Analyse : « Protection des intérêts essentiels de sécurité des États membres : Contrats d’impression de documents officiels – deuxième tour (C-601/21, Commission contre République de Pologne) » par Mette Ohm et Grith Skovgaard Ølykke

Analyse : « Protection des intérêts essentiels de sécurité des États membres : Contrats d’impression de documents officiels – deuxième tour (C-601/21, Commission contre République de Pologne)” de Mette Ohm et Grith Skovgaard Ølykke

Introduction

Le 2 mars 2023, la Cour de justice (ci-après « la Cour ») a rendu son arrêt dans l’affaire C-601/21, Commission contre République de Pologne. Il s’agit d’une procédure d’infraction déposée par la Commission en raison d’une transposition incomplète par la Pologne de la directive 2014/24 sur les marchés publics. La loi polonaise contestée sur les marchés publics exempte des procédures de marchés publics les contrats de service public portant sur la production de certains documents, imprimés, cachets et marquages. L’affaire analysée est la deuxième procédure d’infraction concernant les exemptions de ces types de services aux règles de passation des marchés publics en référence aux intérêts essentiels de sécurité (c’est-à-dire désormais l’article 15, paragraphes 2 et 3, de la directive 2014/24). La première procédure d’infraction était la C-187/16, Imprimerie nationale autrichienne, dans laquelle la Cour a constaté que l’Autriche, en réservant à l’entreprise Österreichische Staatsdruckerei des contrats particuliers pour la production de catégories similaires de documents officiels, avait manqué à ses obligations au titre des anciennes directives sur les marchés publics (directive 92/50 et directive 2004/18).

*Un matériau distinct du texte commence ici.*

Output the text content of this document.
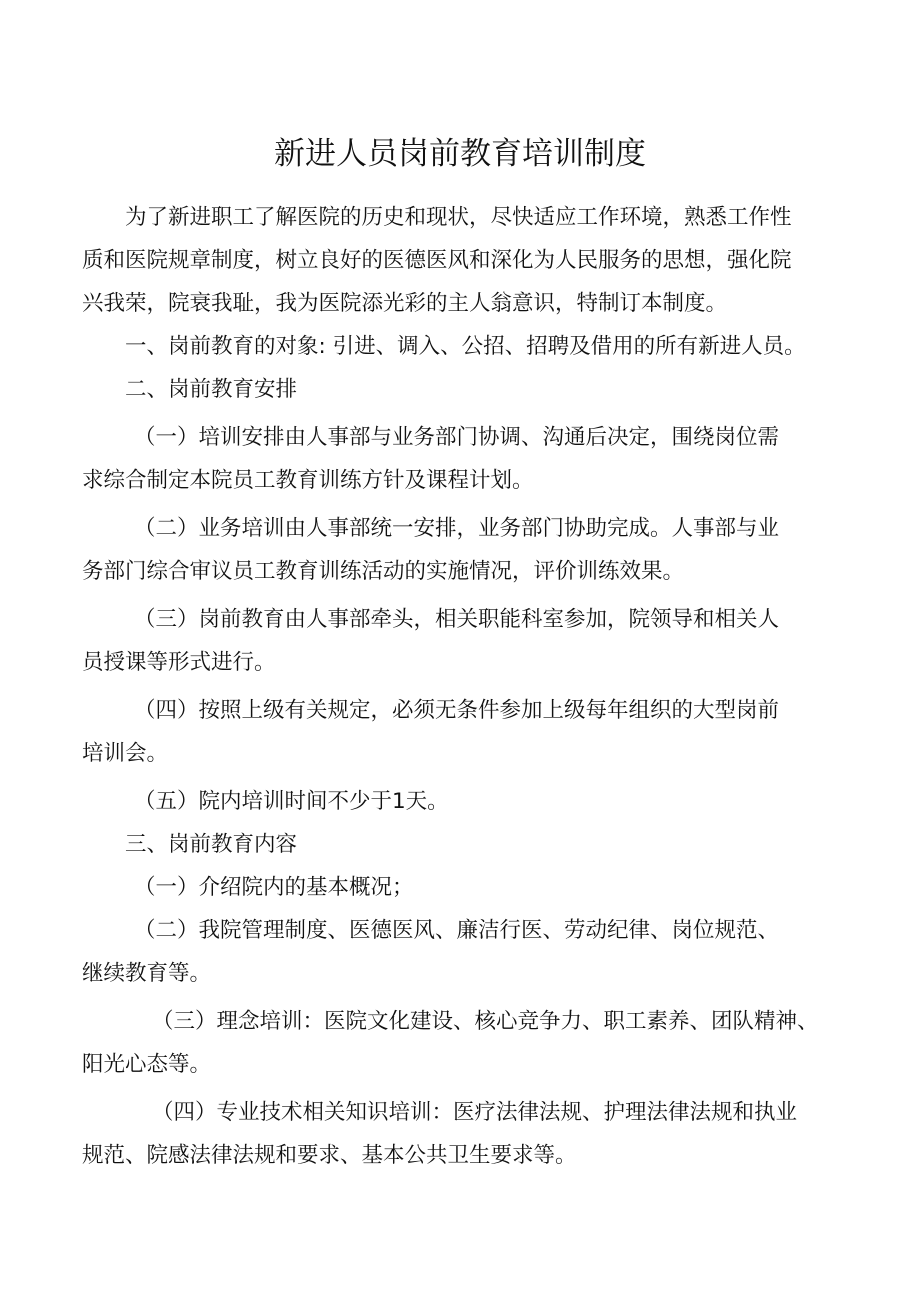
新进人员岗前教育培训制度

为了新进职工了解医院的历史和现状，尽快适应工作环境，熟悉工作性

质和医院规章制度，树立良好的医德医风和深化为人民服务的思想，强化院

兴我荣，院衰我耻，我为医院添光彩的主人翁意识，特制订本制度。

一、岗前教育的对象: 引进、调入、公招、招聘及借用的所有新进人员。

二、岗前教育安排

（一）培训安排由人事部与业务部门协调、沟通后决定，围绕岗位需

求综合制定本院员工教育训练方针及课程计划。

（二）业务培训由人事部统一安排，业务部门协助完成。人事部与业

务部门综合审议员工教育训练活动的实施情况，评价训练效果。

（三）岗前教育由人事部牵头，相关职能科室参加，院领导和相关人

员授课等形式进行。

（四）按照上级有关规定，必须无条件参加上级每年组织的大型岗前

培训会。

（五）院内培训时间不少于1天。

三、岗前教育内容

（一）介绍院内的基本概况；

（二）我院管理制度、医德医风、廉洁行医、劳动纪律、岗位规范、

继续教育等。

（三）理念培训：医院文化建设、核心竞争力、职工素养、团队精神、

阳光心态等。

（四）专业技术相关知识培训：医疗法律法规、护理法律法规和执业

规范、院感法律法规和要求、基本公共卫生要求等。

Il existe deux principales différences de faits entre Imprimerie nationale autrichienne et le jugement analysé :

  • Imprimerie nationale autrichienne Il s’agissait d’une attribution directe de marchés publics à un opérateur économique qui pourrait être considérée comme l’attribution d’un droit exclusif, alors que dans le cas analysé, la législation nationale exempte certains marchés des règles de passation des marchés. Cependant, voir par. 68 et 72, dans lesquels la Cour considère que l’affaire concerne la législation polonaise qui prévoit l’attribution directe des contrats concernés à PWPW, même si cela ne ressort pas clairement de la législation polonaise citée dans l’arrêt.
  • Dans Imprimerie nationale autrichienne les marchés publics ont été attribués à une entreprise de droit privé dont les actions étaient cotées en bourse et détenues par des particuliers, alors que dans le cas analysé, le marché exempté des règles de passation des marchés avait été attribué directement à une entreprise publique détenue à 100% par le Trésor public polonais.

Arrière-plan

La loi polonaise sur les marchés publics prévoit que les contrats portant sur la production d’un large éventail de documents officiels, notamment les cartes d’identité, les passeports, les permis de conduire, les bulletins de vote, les certificats des membres d’équipage, des dentistes et des médecins ainsi que les cartes de service des policiers, les gardes-frontières, les agents de sécurité de l’État, etc. sont exemptés de la loi.

Ces marchés ont été attribués directement à une entreprise publique établie en Pologne et détenue à 100 % par le Trésor public ; Polska Wytwórnia Papierów Wartościowych («PWPW»).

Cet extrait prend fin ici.